The Cheshire Senior Cup looks like an interesting and fun competition.
It takes 21 teams separated by as many as eight rungs in the footballing ladder - from League One Tranmere Rovers and Crewe Alexandra to Northwich Flixton Villa, currently propping up the North West Counties League Division One - and throws them all into one hat for a five-round knockout competition.
It also includes plenty of well-known non-league teams Boston United fans will be more than aware of; Macclesfield Town, Chester FC, Hyde United, Stockport County, Stalybridge Celtic, Witton Albion, Cammell Laird and Congleton Town, Runcorn and Nantwich to name a few.
Compared to the Lincolnshire Senior Cup, which includes just five teams (Scunthorpe United, Grimsby Town, Lincoln City, the Pilgrims and Gainsborough Trinity), it arguably offers more competition and a little extra for the fans to get excited about.
But in the grand scheme of things, just how important is the competition?
I ask because on Tuesday night Boston United were due to travel to face Altrincham in a Skrill North play-off six-pointer, a match where the outcome could have enormous meaning for both sides.
But now the match has been re-arranged for April Fools’ Day because, we are told, a Cheshire Senior Cup quarter-final against Stalybridge Celtic takes priority.
But priority for who?
Perhaps for the Cheshire FA, as it’s their showpiece competition.
But surely the chance of Alty gaining promotion to the Skrill Premier (especially as Hyde are on their way back down) would be a bigger deal for both the club and their FA?
Instead, Alty and United will now meet in the final month of the season, where fixtures are already packed in tighter than a tin of clinically obsese sardines.
And that means the Pilgrims will now face seven matches (five away from home) in the space of four weeks in the final month of the season - hardly an ideal run-in.
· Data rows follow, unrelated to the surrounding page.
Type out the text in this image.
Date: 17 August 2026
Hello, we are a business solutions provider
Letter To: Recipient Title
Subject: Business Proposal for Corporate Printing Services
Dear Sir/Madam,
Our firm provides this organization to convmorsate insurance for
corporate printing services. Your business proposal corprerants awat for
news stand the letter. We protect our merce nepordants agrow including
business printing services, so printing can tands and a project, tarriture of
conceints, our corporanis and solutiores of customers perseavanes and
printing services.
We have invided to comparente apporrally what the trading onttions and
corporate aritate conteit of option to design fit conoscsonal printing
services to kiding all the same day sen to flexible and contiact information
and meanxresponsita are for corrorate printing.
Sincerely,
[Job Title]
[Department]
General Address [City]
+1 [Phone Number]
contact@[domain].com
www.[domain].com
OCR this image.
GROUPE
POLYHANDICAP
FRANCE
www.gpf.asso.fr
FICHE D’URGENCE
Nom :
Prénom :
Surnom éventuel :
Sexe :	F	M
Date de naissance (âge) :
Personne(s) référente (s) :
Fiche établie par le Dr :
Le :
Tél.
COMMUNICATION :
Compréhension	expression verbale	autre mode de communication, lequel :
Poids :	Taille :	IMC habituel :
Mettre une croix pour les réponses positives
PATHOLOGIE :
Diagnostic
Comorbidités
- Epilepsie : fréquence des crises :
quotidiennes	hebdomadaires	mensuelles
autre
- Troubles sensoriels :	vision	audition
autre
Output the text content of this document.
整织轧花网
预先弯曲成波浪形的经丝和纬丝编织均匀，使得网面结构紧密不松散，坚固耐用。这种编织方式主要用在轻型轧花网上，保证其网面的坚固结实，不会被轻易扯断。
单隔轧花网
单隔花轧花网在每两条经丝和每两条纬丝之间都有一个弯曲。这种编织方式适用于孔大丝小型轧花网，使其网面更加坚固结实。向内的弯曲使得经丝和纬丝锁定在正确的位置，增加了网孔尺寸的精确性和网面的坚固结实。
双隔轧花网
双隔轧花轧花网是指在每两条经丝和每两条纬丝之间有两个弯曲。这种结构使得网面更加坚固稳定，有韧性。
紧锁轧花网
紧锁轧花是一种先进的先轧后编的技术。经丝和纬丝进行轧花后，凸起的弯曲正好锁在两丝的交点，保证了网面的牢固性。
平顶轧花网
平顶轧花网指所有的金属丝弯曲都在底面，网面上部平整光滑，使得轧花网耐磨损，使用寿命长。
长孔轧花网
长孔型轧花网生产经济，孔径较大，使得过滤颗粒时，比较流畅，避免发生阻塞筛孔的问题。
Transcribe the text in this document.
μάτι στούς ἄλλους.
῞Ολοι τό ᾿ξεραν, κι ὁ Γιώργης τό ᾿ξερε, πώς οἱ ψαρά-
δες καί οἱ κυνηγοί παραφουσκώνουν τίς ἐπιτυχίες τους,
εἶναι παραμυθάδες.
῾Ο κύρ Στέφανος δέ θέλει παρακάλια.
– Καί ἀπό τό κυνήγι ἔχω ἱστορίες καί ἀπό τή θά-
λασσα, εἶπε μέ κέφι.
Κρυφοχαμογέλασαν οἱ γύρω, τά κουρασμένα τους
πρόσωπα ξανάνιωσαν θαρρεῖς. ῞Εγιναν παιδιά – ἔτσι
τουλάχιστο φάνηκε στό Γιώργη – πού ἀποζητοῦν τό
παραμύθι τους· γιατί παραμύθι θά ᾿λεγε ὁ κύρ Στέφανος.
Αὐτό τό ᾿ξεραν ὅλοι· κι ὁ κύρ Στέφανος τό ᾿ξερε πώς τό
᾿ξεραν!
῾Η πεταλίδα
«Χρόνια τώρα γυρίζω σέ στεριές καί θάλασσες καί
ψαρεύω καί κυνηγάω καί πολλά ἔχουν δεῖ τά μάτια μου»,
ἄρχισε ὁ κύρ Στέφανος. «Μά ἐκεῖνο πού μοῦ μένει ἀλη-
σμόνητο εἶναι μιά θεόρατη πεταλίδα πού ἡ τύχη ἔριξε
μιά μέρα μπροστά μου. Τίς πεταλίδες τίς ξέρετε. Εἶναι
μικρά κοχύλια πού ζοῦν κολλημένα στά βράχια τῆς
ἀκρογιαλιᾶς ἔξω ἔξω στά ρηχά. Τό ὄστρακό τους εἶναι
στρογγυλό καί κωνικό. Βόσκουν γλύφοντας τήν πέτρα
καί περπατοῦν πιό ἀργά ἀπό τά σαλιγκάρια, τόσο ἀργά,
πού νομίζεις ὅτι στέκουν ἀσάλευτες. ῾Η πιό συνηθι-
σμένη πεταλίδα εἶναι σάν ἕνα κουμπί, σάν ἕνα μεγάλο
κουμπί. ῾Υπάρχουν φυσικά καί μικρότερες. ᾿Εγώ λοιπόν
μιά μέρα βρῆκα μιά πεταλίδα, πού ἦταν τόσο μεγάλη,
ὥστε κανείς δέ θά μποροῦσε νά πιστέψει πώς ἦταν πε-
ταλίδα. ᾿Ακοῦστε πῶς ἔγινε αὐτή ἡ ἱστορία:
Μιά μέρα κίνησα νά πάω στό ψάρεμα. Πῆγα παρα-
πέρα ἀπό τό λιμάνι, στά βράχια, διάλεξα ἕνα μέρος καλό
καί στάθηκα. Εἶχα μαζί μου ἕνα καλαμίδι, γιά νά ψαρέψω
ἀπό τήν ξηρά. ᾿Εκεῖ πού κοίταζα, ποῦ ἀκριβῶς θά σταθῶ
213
Suddenly, tiredness and injury become greater factors - one knock leaving a player unavailable for three matches instead of one.
United have every right to feel hard-done-by, especially as this hectic final month is none of their own doing.
In the world of part-time football, clubs do not have the finances or resources to keep pitches immaculate throughout a season, and I find it impossible to blame clubs which are forced to continually postpone matches due to the elements.
But United’s ground staff have gone above and beyond this season, with not one single league match being postponed, on a pitch where the Pilgrims’ reserves also play.
Other clubs haven’t been so lucky fixture wise (in fairness, sometimes victims of their own success with additional cup runs), and that’s why United have now had to shoe-horn in treks to Altrincham and Colwyn Bay to an already busy month.
Postponements have left other clubs in far worse positions.
Guiseley and Oxford still have 15 matches to fit into seven weeks, with Workington, Altrincham and Gloucester having 14 league matches left.
These teams have all been forced to postpone numerous home matches, but potential promotion rivals Guiseley and Alty only have one extra match to play in that final month each, having the luxury of spreading their contests out further than Boston, who have a quiet five-match weekend-only March.
In a perfect world, you’d like to think that getting your matches played on the designated date would work to your favour, to allow you the luxury of a much-needed rest.
But for United that hasn’t been the case.
The Cheshire Senior Cup looks like a cracking county competition... But I’d struggle to call it a priority.